I hear this phrase more and more often from my clients these days. They are successful, driven people. They have had a clear path in life, in which they have dedicated themselves to their career, their business or a sport.

Each and every one of them achieves goal after goal, achieving ever higher levels of performance.

Yet it seems like it is never enough; they feel the need to go further, to reach higher. They start comparing themselves not to their peers, but to those further along in their careers. They always look up the ladder and never appreciate how much they have accomplished.

All this puts them in an uncomfortable position: they can never enjoy their success. Taking time away from their career or business becomes a terrifying prospect as they fear they will fall behind.

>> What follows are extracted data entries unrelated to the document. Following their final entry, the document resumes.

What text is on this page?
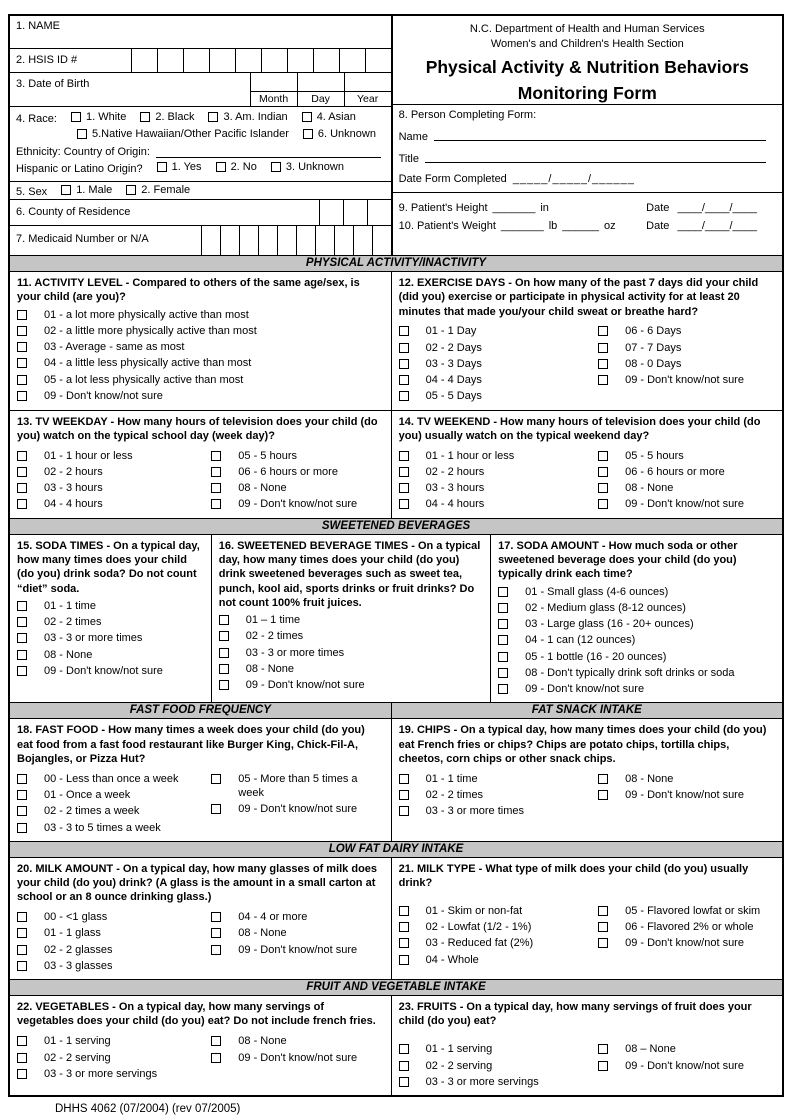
1. NAME
2. HSIS ID #
3. Date of Birth
Month	Day	Year
4. Race:	1. White	2. Black	3. Am. Indian	4. Asian
5.Native Hawaiian/Other Pacific Islander	6. Unknown
Ethnicity: Country of Origin:
Hispanic or Latino Origin?	1. Yes	2. No	3. Unknown
5. Sex	1. Male	2. Female
6. County of Residence
7. Medicaid Number or N/A
N.C. Department of Health and Human Services
Women's and Children's Health Section
Physical Activity & Nutrition Behaviors
Monitoring Form
8. Person Completing Form:
Name
Title
Date Form Completed _____/_____/______
9. Patient's Height _______ in	Date ____/____/____
10. Patient's Weight _______ lb ______ oz	Date ____/____/____
PHYSICAL ACTIVITY/INACTIVITY
11. ACTIVITY LEVEL - Compared to others of the same age/sex, is your child (are you)?
01 - a lot more physically active than most
02 - a little more physically active than most
03 - Average - same as most
04 - a little less physically active than most
05 - a lot less physically active than most
09 - Don't know/not sure
12. EXERCISE DAYS - On how many of the past 7 days did your child (did you) exercise or participate in physical activity for at least 20 minutes that made you/your child sweat or breathe hard?
01 - 1 Day
02 - 2 Days
03 - 3 Days
04 - 4 Days
05 - 5 Days
06 - 6 Days
07 - 7 Days
08 - 0 Days
09 - Don't know/not sure
13. TV WEEKDAY - How many hours of television does your child (do you) watch on the typical school day (week day)?
01 - 1 hour or less
02 - 2 hours
03 - 3 hours
04 - 4 hours
05 - 5 hours
06 - 6 hours or more
08 - None
09 - Don't know/not sure
14. TV WEEKEND - How many hours of television does your child (do you) usually watch on the typical weekend day?
01 - 1 hour or less
02 - 2 hours
03 - 3 hours
04 - 4 hours
05 - 5 hours
06 - 6 hours or more
08 - None
09 - Don't know/not sure
SWEETENED BEVERAGES
15. SODA TIMES - On a typical day, how many times does your child (do you) drink soda? Do not count “diet” soda.
01 - 1 time
02 - 2 times
03 - 3 or more times
08 - None
09 - Don't know/not sure
16. SWEETENED BEVERAGE TIMES - On a typical day, how many times does your child (do you) drink sweetened beverages such as sweet tea, punch, kool aid, sports drinks or fruit drinks? Do not count 100% fruit juices.
01 – 1 time
02 - 2 times
03 - 3 or more times
08 - None
09 - Don't know/not sure
17. SODA AMOUNT - How much soda or other sweetened beverage does your child (do you) typically drink each time?
01 - Small glass (4-6 ounces)
02 - Medium glass (8-12 ounces)
03 - Large glass (16 - 20+ ounces)
04 - 1 can (12 ounces)
05 - 1 bottle (16 - 20 ounces)
08 - Don't typically drink soft drinks or soda
09 - Don't know/not sure
FAST FOOD FREQUENCY	FAT SNACK INTAKE
18. FAST FOOD - How many times a week does your child (do you) eat food from a fast food restaurant like Burger King, Chick-Fil-A, Bojangles, or Pizza Hut?
00 - Less than once a week
01 - Once a week
02 - 2 times a week
03 - 3 to 5 times a week
05 - More than 5 times a week
09 - Don't know/not sure
19. CHIPS - On a typical day, how many times does your child (do you) eat French fries or chips? Chips are potato chips, tortilla chips, cheetos, corn chips or other snack chips.
01 - 1 time
02 - 2 times
03 - 3 or more times
08 - None
09 - Don't know/not sure
LOW FAT DAIRY INTAKE
20. MILK AMOUNT - On a typical day, how many glasses of milk does your child (do you) drink? (A glass is the amount in a small carton at school or an 8 ounce drinking glass.)
00 - <1 glass
01 - 1 glass
02 - 2 glasses
03 - 3 glasses
04 - 4 or more
08 - None
09 - Don't know/not sure
21. MILK TYPE - What type of milk does your child (do you) usually drink?
01 - Skim or non-fat
02 - Lowfat (1/2 - 1%)
03 - Reduced fat (2%)
04 - Whole
05 - Flavored lowfat or skim
06 - Flavored 2% or whole
09 - Don't know/not sure
FRUIT AND VEGETABLE INTAKE
22. VEGETABLES - On a typical day, how many servings of vegetables does your child (do you) eat? Do not include french fries.
01 - 1 serving
02 - 2 serving
03 - 3 or more servings
08 - None
09 - Don't know/not sure
23. FRUITS - On a typical day, how many servings of fruit does your child (do you) eat?
01 - 1 serving
02 - 2 serving
03 - 3 or more servings
08 – None
09 - Don't know/not sure
DHHS 4062 (07/2004) (rev 07/2005)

They find it difficult to go on holiday because they are always on their phone and checking email when they should be enjoying the beach. Their health suffers, their relationships suffer. It seems like chasing goal after goal is all that matters in life.

The Batman Syndrome

What I have discovered in almost all cases is that they all have a ‘Batman Origin Story’, an unbearable situation growing up, whether you live in a chaotic household, have no financial or other resources, or are simply different and never can connect.

At some point they developed a talent that gave them a way out, sports perhaps, or entrepreneurship, or a skill that gave them a good career. They got themselves out of a dire situation and have been running from it ever since.

Billionaire entrepreneur Andrew Wilkinson wrote about this dynamic in his recent book “Never Enough.” Andrew grew up in a relatively poor family, where money was a constant source of stress and conflict.

He reasoned that if he could make enough money, it would solve all those problems. He worked his way up from barista making $6 an hour to billionaire, but the stress and anxiety he felt never went away.

In fact, he saw the same problems among his colleagues who made tens to hundreds of millions of dollars a year.

Alex Hormozi, another successful entrepreneur whose portfolio of companies generates more than $500 million a year in revenue, often talks about building a pile of “undeniable evidence” that you are who you say you are. Somehow that pile is still never big enough.

It’s about measuring

Why does this happen? The key to finding ‘enough’ is recognizing that the root of the problem is a matter of self-worth and deservingness.

To counteract the feeling that we are not good enough – to prove to ourselves that we deserve things, that we are valued – we find something we are good at and work on sharpening our skills. We set goals to measure our progress and work hard to achieve them.

Unfortunately, that feeling never goes away. No success seems enough. We keep moving the goalposts, but if the goal keeps moving, it’s impossible to ever reach the end. There’s no way to win that game.

We must find another way to meet the demands, to be meritorious, without depending on external measures. Here’s how.

  1. Recognize that your past environment is not a reflection of you. If we can’t get what we need when we grow up, it’s not about what we deserve. It’s about what was available in our environment, whether that’s love and support, money or something else entirely. We depend on our parents to provide those things, and often they just aren’t equipped to do so. Nothing we could have done would have changed that. It’s not about us.
  2. It is up to us to decide what we are worth and what we deserve. Who chooses the goals we pursue? Who chose how we want to measure our success? Who decides which opinions about us we pay attention to? The answer is: we decide. Even if we allow others to judge us and our worth, the decision is still ours. Others cannot decide what we deserve, only what they will give us.
  3. Contrary to popular belief, self-esteem and self-esteem do not come from performance. Stop measuring your worth by past circumstances and beliefs and make the choice to live your life based on who you really are, and not a victim of your past.

Psychology talks about having an internal or external locus of control. By pursuing goals and external measures of worth, we place control of our lives outside of ourselves.

By taking that power back into our hands, by making our worth and merit a choice we make, we take back control of our lives.